Dealing With the Difficult
How do you react when things go wrong, times when it just seems you aren’t getting the breaks? Perhaps there is a lesson to be learned from this story involving former President Dwight Eisenhower. He was asked, “Mr. President, you have known every great man of our time. Who was the greatest man you ever met?”
He replied, “It wasn’t a man. It was a woman. It was my mother. She never had much schooling, but she was wise in God’s wisdom. She went to school to the greatest of all books, the Bible. And she acquired real wisdom.”
He continued, “Once when I was a boy, my brother and I were playing a game of cards with my mother. The game was with cards — not regular playing cards because she was too straight-laced for that — but a hand of cards was dealt and I remember this night mother dealt me an utterly impossible hand. And I began to complain about it.”
She said, “Boys, put your cards down, I want to tell you something, especially you, Dwight. You are playing a game in your home with your mother under loving circumstances. We all love each other here and I have dealt you a bad hand. What are you to do? You are to pray to God. You are to trust God and like a man you are to play out the hand that is dealt you.”
“And,” said Dwight Eisenhower, “that is one of the wisest things I learned in my youth.”
We all get dealt bad hands. Right? Often it seems it is not fair. Fair isn’t the issue, the right response is. Pray about it and play it out using the wisdom and grace you have. Trust the Lord as you do that He will enable you to get the best possible result. The result may not be what you want, but it will be your best, resulting in the best.
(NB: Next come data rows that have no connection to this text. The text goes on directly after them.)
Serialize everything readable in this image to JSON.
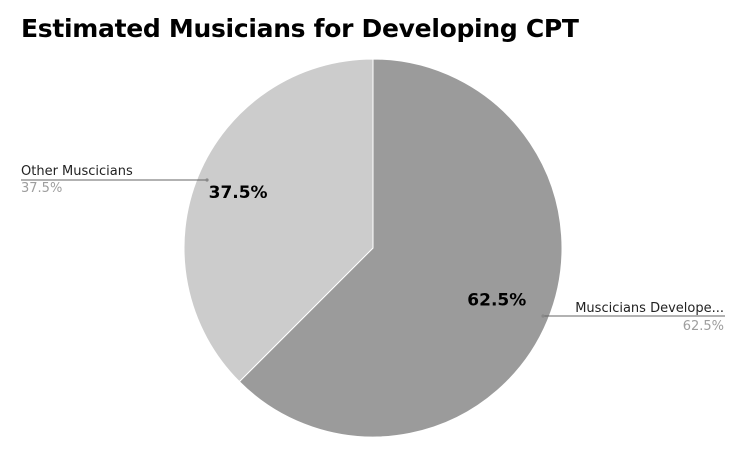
{
  "chart_data": {
    "type": "pie",
    "title": "Estimated Musicians for Developing CPT",
    "slices": [
      {
        "label": "Muscicians Develope...",
        "value": 62.5,
        "data_label": "62.5%",
        "callout_pct": "62.5%",
        "color": "#9b9b9b"
      },
      {
        "label": "Other Muscicians",
        "value": 37.5,
        "data_label": "37.5%",
        "callout_pct": "37.5%",
        "color": "#cccccc"
      }
    ],
    "start_angle_deg": 0,
    "direction": "clockwise",
    "slice_border_color": "#ffffff"
  }
}
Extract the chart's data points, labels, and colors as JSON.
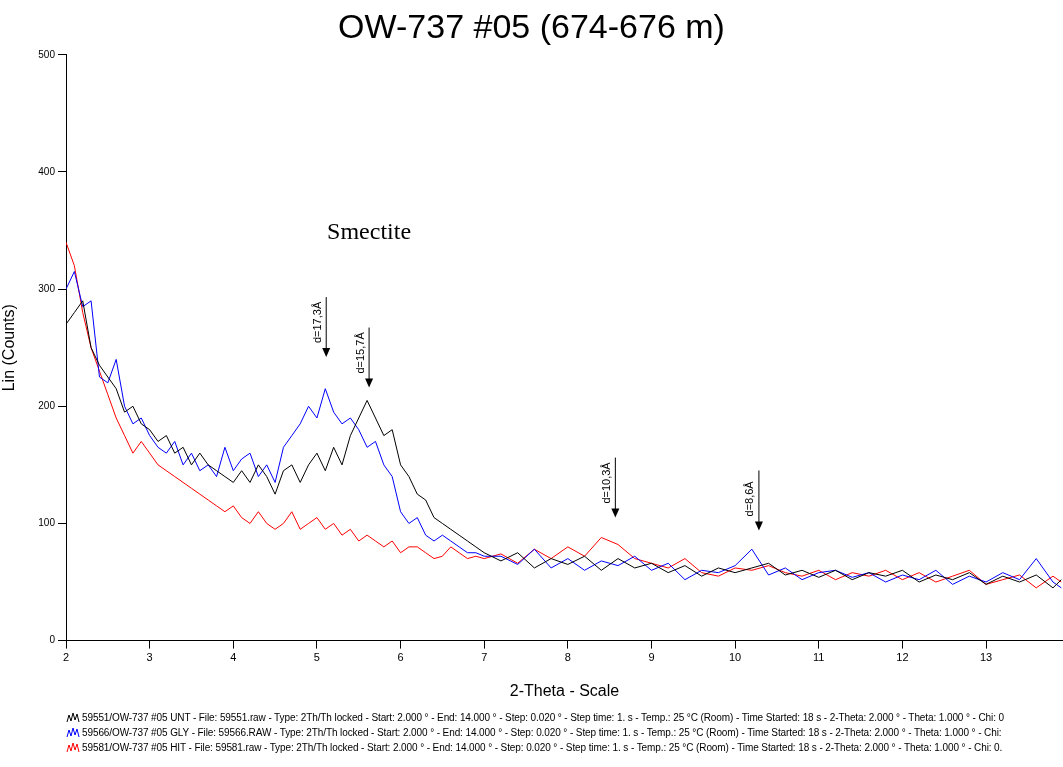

There was a time when the Apostle Paul had been dealt a bad hand that put him in a Roman prison. Not a good hand. How is he to play it out? He wrote what is known as the prison epistles, one of which was the book of Philippians.
Even though this letter was written in the midst of hardship, while Paul was a prisoner, it still shouts victory and joy, because the words “joy” and “rejoicing” are used sixteen times in the four short chapters of the book. There is no hint of “poor little old me,” not a sniveling word. He described his response in such a way worthy of our responses.
“Brethren, I do not count myself to have apprehended; but one thing I do, forgetting those things which are behind and reaching forward to those things which are ahead, I press toward the goal for the prize of the upward call of God in Christ Jesus. (Philippians 3: 13, 14)
“I press” indicates it was not easy for him, and will not be for us to play out some hands.